My godmother, Mary Catherine (Mertes) Walker, died Jan 23, 2010. She was born August 31, 1917. World War I had less than three months to run its course in Armistice in November. She was twelve years old, not quite ready for high school when the stock market crashed in 1929. When it came time for High School, Mary Kate, as she was known throughout her lifetime, attended Notre Dame, the same school that her first-cousin, Helen Rose (Mertes) Manor had attended before her. (Decades later, my niece Jennifer also attended that high school and took great pride in looking up her predecessors in the archives of the school newspaper.)
I seem to remember that Mary Kate took a secretarial course after High School and she was able to find work in spite of the depression and the advent of World War II. Shortly after the war she married Charles Walker, "Charlie" and they settled down to the tasks of raising a family--six children, five girls and one boy.
I remember this family well from my own childhood in Toledo and the time that my sister and I spent several days with them while our parents supervised the loading of all our belongings unto a moving van and the cleaning and closing of our little house prior to our own great trek across the continent in the 1955 Chevy Bel Air sedan that I sold a few years ago to someone who was eager to restore it.
I have been thinking of Mary Kate for the last ten days. How many loads of laundry did it take, hauled up and down flights of stairs to keep a family of eight clean and dressed with towels and bedding to boot? Please remember that in those days most of the clothes and all of the linen--even the kitchen dish towels --needed ironing. (And on Saturdays, my godmother took her turn bringing the church linens she had also found the time to launder to the church where she joined several other women in cleaning the sacristy and setting out the linen for Masses the next day.)
How many pounds of potatoes did she peel and cakes did she bake in the years that it took to raise a family of six children? Not to mention the children and grandchildren. In addition, like the church laundry, there would have also been baking for the church bake sales and cooking for the potlucks, spaghetti dinners and fish frys that every church holds to raise funds. That doesn't include the casseroles delivered to people in the parish when illness or death struck a house.

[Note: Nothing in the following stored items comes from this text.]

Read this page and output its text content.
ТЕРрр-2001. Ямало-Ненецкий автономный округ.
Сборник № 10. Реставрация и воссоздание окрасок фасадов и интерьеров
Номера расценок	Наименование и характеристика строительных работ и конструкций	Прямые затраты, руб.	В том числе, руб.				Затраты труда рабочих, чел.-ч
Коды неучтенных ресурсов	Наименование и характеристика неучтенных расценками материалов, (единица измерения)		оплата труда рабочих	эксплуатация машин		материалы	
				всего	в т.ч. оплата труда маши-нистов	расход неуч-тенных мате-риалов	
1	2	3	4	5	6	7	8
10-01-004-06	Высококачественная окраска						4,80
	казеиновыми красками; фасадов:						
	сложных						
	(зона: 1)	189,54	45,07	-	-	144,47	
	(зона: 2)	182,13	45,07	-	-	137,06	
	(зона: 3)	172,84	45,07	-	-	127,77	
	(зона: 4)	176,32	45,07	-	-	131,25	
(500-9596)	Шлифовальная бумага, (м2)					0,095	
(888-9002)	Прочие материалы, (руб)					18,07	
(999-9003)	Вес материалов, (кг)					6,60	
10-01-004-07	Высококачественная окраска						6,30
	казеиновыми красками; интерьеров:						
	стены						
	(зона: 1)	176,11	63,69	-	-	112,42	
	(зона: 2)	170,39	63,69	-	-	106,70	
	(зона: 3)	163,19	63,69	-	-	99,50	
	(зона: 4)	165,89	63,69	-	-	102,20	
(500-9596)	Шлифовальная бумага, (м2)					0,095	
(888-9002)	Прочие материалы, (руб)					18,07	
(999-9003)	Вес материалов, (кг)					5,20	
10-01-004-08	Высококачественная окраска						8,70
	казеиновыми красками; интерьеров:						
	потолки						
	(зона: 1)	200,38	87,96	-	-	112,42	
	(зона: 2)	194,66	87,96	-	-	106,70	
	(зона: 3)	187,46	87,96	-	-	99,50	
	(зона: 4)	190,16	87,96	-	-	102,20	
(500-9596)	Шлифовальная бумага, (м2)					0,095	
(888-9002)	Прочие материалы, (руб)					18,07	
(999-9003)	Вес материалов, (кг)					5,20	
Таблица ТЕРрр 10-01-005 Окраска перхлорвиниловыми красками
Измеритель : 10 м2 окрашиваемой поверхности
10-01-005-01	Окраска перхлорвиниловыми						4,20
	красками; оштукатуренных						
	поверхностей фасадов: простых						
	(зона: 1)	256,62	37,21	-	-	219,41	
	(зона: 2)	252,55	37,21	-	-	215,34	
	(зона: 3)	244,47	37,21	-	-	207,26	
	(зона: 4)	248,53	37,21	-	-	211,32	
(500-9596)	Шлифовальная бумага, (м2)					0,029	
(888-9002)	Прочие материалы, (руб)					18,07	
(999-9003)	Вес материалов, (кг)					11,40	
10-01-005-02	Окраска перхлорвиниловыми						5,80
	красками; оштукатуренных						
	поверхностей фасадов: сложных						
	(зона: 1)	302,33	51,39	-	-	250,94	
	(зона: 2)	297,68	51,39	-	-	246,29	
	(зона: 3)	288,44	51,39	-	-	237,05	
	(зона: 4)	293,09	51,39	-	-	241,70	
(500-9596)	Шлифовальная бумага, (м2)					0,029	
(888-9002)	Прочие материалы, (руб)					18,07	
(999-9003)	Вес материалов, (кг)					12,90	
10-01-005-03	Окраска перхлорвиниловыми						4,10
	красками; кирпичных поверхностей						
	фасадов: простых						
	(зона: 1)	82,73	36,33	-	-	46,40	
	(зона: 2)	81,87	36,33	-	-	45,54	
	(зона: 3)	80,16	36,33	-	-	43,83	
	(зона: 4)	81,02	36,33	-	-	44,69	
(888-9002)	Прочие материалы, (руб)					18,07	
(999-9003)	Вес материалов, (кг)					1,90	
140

Over the last decade Mary Kate and I talked on the phone occasionally, not frequently enough. I drew on her deep faith and quiet strength to go forward with my own life. She told me, "If you fall asleep while you are saying your prayers, your guardian Angel finishes them for you." (Does it count if you meant to say your prayers, but fall asleep reading yet another mystery novel from the library, because you have to get them all finished before the library volunteer brings some more?)
Like my father, she never had an unkind word to say about anyone or anything. "If you can't say something good about someone, don't say anything," was a watch word that she lived by. Like my parents, too, she lived the everyday virtue of charity in her kindness, courtesy and service to others.
Last week, partly out of necessity, and partly, I think because I was remembering Mary Kate and my mother too and pondering how much work these women quietly did everyday to make our lives glad, I found myself in a frenzy of "multi-tasking" household chores. One afternoon I had bread in the bread machine (no bread machine in the 1950's), laundry in both the washer and the dryer (no dryer until the mid-1950's) and muffins in the oven. At one point I almost muffed the muffins--forgot they were in the oven and they nearly burned. In between, I washed dishes. Nothing compared to the dishes Mary Kate, with eight people in the house, washed everyday.
By the time I ate my supper that night, I had appetite, felt that I had earned it and savored it, simple as it was. (Tomato soup and muffins.) I thought about housework, including cooking, as I have for the past year or so, as the foundation to the practice of the virtue of humility. Just as kindness and courtesy are the foundation of the virtue of charity.
Most of us are not called upon to practice heroic virtue. Still finding the virtue in homely things may keep us well enough in body and in spirit to live a long and happy life. Saying the rosary every day, (or a comparable practice) as I suspect my godmother did isn't a bad idea either.
I am grateful for the life of my godmother and the lives of my parents and others whom I miss who have gone before me. I miss her and I will continue to miss her along with Mama and Papa. It was a simpler life in someways; I have nostalgia for those long gone days, partly because I was a child then. (Perhaps that is another blog post.) Remembering Mary Kate and my parents will give me the foundation for continuing my own life in this all too modern century that I live in.